SCIENTIFIC RESEARCH & DEVELOPMENT will get a big 7.6% increase, to $16.7 billion, including the $100 million for cancer research that Nixon proposed in his State of the Union message. Other new funds would go mainly for studies in health, pollution, energy resources, crime and transportation. The Administration has been criticized for cutting down on R & D funds.

MASS TRANSIT is supposed to benefit from a $10 billion, twelve-year program of expansion and improvement, not all of it yet written into law. If the funds are parceled out year by year in relatively small amounts, as they would be under revenue sharing, no city will be likely to get enough to do much good. Major new systems, like California's San Francisco Bay Area Rapid Transit network, require major financing commitments at the outset.
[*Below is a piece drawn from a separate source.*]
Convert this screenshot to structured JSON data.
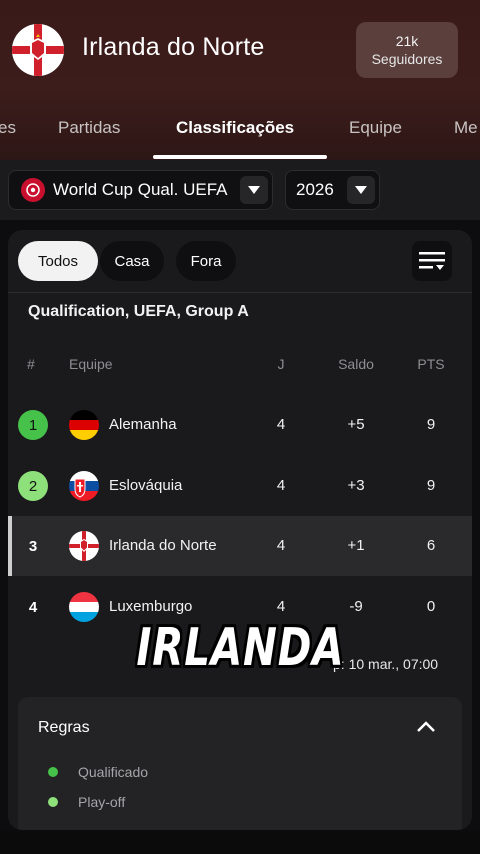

Nixon's 1972 budget calls for no new taxes, except for the Social Security increases. That does not mean, however, that the President has no long-term plans for tinkering with the federal tax structure. At a Senate hearing last week Nixon's Treasury Secretary-designate, John Connally, revealed that the President has charged him with a full-dress review of the whole revenue structure. One major focus of Connally's studies will be the value-added tax, a kind of national sales levy widely used in Western Europe. That, Connally said, might well replace some of the existing income sources.

Many of the increases in Nixon's 1972 budget, notably for social welfare, are what his budget men call "the un-controllables"--outlays determined by formulas fixed in law. These can be treacherous: federal unemployment funds were originally budgeted at $3.2 billion for the current fiscal year, but because of the lagging economy, the Office of Management and Budget expects the total will be $5.9 billion. In fact, Nixon's fiscal-1971 budget got altogether out of hand, mainly because the economy did not revive on schedule.

Possibly because he recognized that his 1971 plans were going awry, Nixon involved himself earlier and deeper in the planning for fiscal 1972. Where a year ago he put in only 40 or 50 hours on the budget, this time he immersed himself deeply. The tedious process of budget making has no special fascination for Nixon, but he believes that the budget is the die with which to make his presidential stamp on the U.S.